Besides, it is 100% recyclable with less energy required to process it for use in corrosion protection. It could serve as the ultimate material to protect our state’s structures in the parks, waterways, airports, etc. The following are few advantages of the hot dip galvanizing over other methods of protection from corrosion:


* Hot dip galvanizing enjoys a low initial cost advantage over many other corrosion protection techniques. In addition, it is less labor intensive compared with other corrosion protection methods.


* In rare cases where hot dip galvanizing has a higher initial cost than other corrosion protection techniques, it is more cost effective in the long term since it is durable with less maintenance needs. Because the protected materials are metallurgically bonded to the metal it protects, it offers superior resistance to abrasion and water and general mechanical damage in transport, erection and service.


* Hot dip galvanizing coatings enjoy a high life expectancy of up to 45 years even in severe coastal and urban environments. In addition, this life expectancy and performance of the protected metal are easily predictable.


* Hot dip galvanizing process is simple, straightforward and closely controllable. The coating thicknesses are regular, predictable and easily specifiable. This enables precision during usage and design resulting to quality results.


* Implementation of corrosive protection is readily faster with hot dip galvanizing thereby providing a way to reduce project time and government money. A fully galvanized protective coating can be applied in few hours compared to a proper four-coat painting that requires up to one week. Hot dip galvanizing does not require any further site preparation, painting or inspection. Once erected, cladding can begin immediately, thus accelerating the construction program.


* Inspection of hot dip galvanized coatings are assessed readily by eye, and simple non-destructive thickness testing methods can be used without the complexity usually used in other protection techniques. This could save money for government as well as provide an easy means for contingency planning.

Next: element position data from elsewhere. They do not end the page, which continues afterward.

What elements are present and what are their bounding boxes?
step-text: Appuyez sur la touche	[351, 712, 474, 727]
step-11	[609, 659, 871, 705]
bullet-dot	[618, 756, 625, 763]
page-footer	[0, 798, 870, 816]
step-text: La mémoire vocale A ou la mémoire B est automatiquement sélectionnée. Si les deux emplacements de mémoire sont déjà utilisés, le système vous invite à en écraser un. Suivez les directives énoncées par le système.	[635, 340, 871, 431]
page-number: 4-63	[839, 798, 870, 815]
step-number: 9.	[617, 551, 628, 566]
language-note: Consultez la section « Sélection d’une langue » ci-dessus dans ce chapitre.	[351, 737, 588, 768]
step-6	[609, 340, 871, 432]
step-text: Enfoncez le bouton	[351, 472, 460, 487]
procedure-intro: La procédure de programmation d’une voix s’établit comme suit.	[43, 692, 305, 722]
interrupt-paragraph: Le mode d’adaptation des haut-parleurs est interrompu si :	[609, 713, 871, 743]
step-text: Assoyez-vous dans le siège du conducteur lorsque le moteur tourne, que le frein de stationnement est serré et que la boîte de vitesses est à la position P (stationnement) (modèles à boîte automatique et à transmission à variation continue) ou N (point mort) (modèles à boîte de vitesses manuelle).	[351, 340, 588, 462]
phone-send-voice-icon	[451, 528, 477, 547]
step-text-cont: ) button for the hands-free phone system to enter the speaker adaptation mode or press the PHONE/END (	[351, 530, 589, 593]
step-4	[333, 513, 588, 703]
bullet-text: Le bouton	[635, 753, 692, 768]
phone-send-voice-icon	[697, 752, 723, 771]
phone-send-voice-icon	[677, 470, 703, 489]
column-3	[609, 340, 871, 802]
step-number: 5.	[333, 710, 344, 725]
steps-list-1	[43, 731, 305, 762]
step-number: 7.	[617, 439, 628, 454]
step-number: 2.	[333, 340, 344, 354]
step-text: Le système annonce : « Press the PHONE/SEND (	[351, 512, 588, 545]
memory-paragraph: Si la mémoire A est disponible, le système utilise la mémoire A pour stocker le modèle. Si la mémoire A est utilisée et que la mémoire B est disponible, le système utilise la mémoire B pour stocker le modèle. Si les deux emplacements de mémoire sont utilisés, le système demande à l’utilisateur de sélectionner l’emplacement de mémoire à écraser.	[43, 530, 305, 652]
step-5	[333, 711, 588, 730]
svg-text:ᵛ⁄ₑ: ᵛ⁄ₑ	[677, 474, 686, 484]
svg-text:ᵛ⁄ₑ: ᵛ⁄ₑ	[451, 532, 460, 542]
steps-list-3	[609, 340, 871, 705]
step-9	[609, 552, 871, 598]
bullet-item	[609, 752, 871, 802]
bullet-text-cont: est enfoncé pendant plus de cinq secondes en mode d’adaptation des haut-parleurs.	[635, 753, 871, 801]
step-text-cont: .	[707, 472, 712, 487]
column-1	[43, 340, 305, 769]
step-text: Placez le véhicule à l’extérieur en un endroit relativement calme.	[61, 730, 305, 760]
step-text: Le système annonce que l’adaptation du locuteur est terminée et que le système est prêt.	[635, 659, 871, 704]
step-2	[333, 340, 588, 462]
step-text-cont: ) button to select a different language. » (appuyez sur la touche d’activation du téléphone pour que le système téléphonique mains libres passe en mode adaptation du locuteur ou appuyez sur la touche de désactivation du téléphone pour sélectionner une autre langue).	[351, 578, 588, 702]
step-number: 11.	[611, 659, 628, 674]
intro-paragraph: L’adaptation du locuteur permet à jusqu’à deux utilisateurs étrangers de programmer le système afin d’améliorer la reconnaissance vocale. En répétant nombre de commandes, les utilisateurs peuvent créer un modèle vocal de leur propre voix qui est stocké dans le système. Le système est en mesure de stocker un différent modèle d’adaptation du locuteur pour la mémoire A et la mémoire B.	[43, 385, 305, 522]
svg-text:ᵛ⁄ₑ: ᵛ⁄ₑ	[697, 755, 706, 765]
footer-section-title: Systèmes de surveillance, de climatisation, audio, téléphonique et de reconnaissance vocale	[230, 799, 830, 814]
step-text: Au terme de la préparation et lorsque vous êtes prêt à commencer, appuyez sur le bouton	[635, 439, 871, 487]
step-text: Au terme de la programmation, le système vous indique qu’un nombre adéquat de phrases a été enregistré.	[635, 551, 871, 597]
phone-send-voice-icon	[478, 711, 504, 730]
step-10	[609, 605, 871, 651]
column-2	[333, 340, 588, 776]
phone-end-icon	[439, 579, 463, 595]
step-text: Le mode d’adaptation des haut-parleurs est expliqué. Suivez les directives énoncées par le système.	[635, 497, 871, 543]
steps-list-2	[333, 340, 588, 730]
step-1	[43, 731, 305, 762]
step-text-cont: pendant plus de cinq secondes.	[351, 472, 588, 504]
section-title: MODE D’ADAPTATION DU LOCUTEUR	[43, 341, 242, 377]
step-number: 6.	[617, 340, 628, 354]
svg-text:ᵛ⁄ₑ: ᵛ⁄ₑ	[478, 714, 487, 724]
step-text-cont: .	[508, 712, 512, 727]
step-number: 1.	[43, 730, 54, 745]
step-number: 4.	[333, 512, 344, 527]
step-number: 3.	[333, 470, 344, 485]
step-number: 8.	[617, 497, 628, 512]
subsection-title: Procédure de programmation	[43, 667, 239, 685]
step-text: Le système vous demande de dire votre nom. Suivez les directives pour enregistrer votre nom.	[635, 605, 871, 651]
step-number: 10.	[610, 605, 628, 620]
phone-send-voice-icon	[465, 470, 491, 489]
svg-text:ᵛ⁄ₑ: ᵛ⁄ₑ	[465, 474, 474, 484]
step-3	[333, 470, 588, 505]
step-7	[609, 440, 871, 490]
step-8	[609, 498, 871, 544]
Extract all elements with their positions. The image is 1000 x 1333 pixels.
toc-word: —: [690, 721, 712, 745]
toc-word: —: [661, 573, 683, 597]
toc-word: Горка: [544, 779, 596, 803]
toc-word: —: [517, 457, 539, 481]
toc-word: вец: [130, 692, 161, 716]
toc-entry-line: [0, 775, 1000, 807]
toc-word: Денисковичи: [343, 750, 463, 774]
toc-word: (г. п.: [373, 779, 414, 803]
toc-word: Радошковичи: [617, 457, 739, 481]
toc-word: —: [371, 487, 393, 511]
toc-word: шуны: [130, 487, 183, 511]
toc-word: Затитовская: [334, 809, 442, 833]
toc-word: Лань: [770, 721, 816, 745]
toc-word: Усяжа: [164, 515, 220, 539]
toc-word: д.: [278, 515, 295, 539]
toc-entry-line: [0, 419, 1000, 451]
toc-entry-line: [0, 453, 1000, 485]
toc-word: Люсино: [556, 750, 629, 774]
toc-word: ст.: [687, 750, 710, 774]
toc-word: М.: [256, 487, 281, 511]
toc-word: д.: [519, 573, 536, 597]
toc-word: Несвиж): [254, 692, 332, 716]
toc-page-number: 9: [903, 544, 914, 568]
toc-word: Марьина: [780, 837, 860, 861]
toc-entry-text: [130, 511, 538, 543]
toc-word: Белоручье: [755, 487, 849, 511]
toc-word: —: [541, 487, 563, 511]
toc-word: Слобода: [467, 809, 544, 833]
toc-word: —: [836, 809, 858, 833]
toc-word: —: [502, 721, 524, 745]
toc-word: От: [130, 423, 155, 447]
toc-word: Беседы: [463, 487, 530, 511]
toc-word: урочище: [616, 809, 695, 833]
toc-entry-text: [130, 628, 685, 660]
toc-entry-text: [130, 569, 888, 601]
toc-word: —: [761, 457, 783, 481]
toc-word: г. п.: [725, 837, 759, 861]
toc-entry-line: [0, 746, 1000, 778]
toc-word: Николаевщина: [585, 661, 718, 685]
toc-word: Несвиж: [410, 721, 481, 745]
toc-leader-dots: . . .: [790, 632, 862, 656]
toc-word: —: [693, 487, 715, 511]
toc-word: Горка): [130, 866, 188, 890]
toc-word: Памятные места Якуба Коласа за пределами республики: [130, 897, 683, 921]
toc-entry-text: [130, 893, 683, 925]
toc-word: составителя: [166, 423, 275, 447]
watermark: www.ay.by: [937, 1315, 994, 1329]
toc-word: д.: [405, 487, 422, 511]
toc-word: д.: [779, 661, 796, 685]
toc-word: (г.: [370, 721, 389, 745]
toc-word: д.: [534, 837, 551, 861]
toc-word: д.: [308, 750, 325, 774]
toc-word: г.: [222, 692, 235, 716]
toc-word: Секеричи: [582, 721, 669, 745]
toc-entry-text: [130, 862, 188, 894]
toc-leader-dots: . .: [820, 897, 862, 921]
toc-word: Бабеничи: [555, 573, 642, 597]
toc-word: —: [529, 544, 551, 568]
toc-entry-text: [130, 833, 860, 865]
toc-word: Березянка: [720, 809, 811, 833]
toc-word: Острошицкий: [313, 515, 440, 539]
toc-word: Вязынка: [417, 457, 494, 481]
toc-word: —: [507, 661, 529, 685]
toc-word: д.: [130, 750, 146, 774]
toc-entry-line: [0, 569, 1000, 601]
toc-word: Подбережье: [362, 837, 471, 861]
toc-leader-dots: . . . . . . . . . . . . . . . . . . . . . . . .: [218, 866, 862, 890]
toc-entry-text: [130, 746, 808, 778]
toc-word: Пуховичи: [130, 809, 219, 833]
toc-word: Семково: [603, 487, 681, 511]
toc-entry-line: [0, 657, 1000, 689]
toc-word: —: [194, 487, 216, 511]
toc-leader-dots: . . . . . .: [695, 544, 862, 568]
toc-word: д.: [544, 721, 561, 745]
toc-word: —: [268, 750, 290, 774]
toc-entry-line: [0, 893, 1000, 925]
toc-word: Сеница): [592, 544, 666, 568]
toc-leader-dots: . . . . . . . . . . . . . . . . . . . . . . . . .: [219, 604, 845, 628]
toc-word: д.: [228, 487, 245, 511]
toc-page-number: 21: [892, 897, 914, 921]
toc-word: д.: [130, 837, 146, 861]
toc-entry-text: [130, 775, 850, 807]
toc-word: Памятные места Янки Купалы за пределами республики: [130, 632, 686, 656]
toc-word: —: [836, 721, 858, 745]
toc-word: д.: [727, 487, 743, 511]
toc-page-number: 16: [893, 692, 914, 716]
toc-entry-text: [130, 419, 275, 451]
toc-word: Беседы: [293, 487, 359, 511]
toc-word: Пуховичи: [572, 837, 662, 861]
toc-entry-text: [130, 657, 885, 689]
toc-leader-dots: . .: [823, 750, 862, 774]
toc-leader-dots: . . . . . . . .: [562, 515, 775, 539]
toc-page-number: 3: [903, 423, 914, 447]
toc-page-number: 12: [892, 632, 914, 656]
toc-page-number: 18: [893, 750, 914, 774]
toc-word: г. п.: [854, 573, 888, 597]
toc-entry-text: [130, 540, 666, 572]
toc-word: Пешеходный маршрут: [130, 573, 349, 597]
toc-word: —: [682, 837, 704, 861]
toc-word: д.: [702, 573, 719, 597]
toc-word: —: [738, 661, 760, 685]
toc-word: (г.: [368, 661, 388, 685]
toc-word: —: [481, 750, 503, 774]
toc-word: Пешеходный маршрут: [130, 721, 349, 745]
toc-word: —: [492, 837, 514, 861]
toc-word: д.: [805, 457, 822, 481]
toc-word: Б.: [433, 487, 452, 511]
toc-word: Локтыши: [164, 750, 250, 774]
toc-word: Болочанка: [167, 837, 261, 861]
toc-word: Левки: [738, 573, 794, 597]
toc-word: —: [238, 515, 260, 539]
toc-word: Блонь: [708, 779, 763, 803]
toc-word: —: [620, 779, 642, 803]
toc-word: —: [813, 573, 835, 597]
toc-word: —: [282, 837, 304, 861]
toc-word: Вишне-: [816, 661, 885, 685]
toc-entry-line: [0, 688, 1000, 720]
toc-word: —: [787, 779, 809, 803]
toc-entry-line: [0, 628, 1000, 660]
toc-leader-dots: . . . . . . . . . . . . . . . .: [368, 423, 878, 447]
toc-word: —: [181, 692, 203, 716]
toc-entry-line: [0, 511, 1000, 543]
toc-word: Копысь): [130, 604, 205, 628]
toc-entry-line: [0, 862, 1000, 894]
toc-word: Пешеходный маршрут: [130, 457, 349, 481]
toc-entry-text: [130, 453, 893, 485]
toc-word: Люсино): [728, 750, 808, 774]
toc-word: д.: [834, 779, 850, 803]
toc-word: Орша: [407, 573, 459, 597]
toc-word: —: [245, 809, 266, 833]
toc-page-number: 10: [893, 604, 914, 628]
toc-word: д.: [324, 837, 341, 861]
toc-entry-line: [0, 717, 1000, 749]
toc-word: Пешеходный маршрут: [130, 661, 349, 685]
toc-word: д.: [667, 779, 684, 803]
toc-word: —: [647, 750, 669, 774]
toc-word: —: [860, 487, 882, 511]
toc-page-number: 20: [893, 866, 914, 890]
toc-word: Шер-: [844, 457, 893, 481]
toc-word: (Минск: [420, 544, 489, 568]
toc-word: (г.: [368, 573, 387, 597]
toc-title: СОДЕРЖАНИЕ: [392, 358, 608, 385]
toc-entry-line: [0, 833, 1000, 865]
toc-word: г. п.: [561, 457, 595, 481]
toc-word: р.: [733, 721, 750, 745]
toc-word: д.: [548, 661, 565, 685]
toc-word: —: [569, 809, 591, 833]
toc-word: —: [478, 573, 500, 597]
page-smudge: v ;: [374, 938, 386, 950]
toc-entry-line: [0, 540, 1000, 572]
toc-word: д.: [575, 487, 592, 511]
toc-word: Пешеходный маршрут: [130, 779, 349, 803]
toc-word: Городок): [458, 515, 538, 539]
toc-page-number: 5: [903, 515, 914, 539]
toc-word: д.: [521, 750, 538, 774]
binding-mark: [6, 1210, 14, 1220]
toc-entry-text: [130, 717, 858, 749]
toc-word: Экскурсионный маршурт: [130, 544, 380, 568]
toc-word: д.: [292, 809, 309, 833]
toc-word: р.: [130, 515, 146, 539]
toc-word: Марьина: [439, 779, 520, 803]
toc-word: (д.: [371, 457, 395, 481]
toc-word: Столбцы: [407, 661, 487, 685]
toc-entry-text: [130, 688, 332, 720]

* The protection offered by hot dip galvanizing is complete since all parts of the materials are protected, including recesses, sharp corners and inaccessible areas. This is because the material when dipped in molten zinc is completely covered – inside and out – including awkward corners and narrow gaps. No coating applied to a structure or fabrication after completion can provide the same protection as hot dip galvanizing.


In summary, hot dip galvanizing offers public utilizes across the globe a more strategic option to protect the state’s infrastructures. Compared with other corrosion protection techniques, which are presently being combined with it to protect the state’s facilities, it is less laborious both in implementation, maintenance and inspection. In the long run, it would offer better returns on investments through its long-term cost competitiveness and durability. Hot dip galvanized materials are harmless to both human and environment and should be the method of choice over paints, which contain dangerous chemical components, in corrosion protection in our parks and public places. Adoption of this state of the art corrosion protection technique would be for the best interest of taxpayers because it would provide far better value than any other technique.